Moody’s economists wrote in their weekend note ” While we expect headline inflation will have slowed further given the favourable base effects related to energy prices, more important will be what happens to core service inflation.”
“The Federal Reserve has zeroed in on core services as a source of persistent price growth and will look for improvement on this front before deciding to pause rate hikes.”
Moody’s also pointed out that the latest weekly data on jobless benefits claims “will also now be more important to watch as recent revisions revealed a deteriorating trend in initial claims.”
“While still well short of the breakeven level, or that consistent with no monthly job growth, claims are clearly on the rise and the ongoing spate of layoffs announcements lends upside risk in the coming weeks.”
The US jobs report for March left slightly clearer signs that the labour market is starting to soften.
The US economy added a solid 236,000 jobs in March, right on forecast (235,000 to 240,000 was the estimate) which on the surface suggests the economy is still on a solid footing.
The February figure was revised from 311,000 to 326,000 but the strong 511,000 for January was cut to 472,000 and the US government’s Bureau of Labour Statistics said total new job numbers for the first two months of the year have fallen by 17,000. That was seen as a small sign of a weakening market.
March’s 236,000 new gigs was well under the 366,000 average for the last six months, another point in favour of those looking for a weaker jobs market.
The unemployment rate fell to 3.5%, just above the 53-year low of 3.4% set in January.
At the same time, average hourly wages were up 4.2% from 12 months earlier, down sharply from a 4.6% year-over-year increase in February and well under the 5.8% peak in April 2022. No wage price spiral here!
US jobless claims jumped by their most in 17 weeks, according to separate data last Thursday with the number of Americans applying for jobless benefits reaching 228,000 in the week to April 2, the highest since the week ended December 4.
For nine weeks in a row, claims had topped 200,000. While that indicated that more Americans were getting laid off than before, the Labor Department said changes in its seasonal adjustment processes in its claims reporting methodology helped boost the figures with a series of revisions of past weekly data.
However, there is now a belief that US jobless claims will start rising in coming weeks as the pace of layoffs grows.
Last week’s job vacancies figures for February showed a fall of 1.9 million over the last year to a still very higher at 9.9 million which is another sign of the gathering slowdown in the labour market.

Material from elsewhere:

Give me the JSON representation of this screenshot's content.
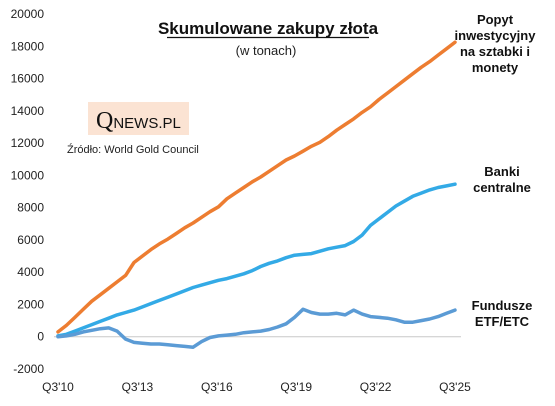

Overall markets last week regained levels seen before the outbreak of the world banking disruptions on March 8 and 9.
Investors have become more convinced the Fed will cut rates in the second half to ward off an economic downturn. That has helped the S&P 500 rise 6.9% so far in 2023.
But seeing it was up a solid 6.2% in January, the period up to the past couple of weeks has been weak, thanks to those fears about banks in the US and Europe.
Markets will also watch first-quarter earnings, which start in this week with major banks including JPMorgan, Wells Fargo, PNC and Citigroup due on Friday.
Analysts expect S&P 500 earnings to fall 5.2% in the first quarter from the first quarter of 2022.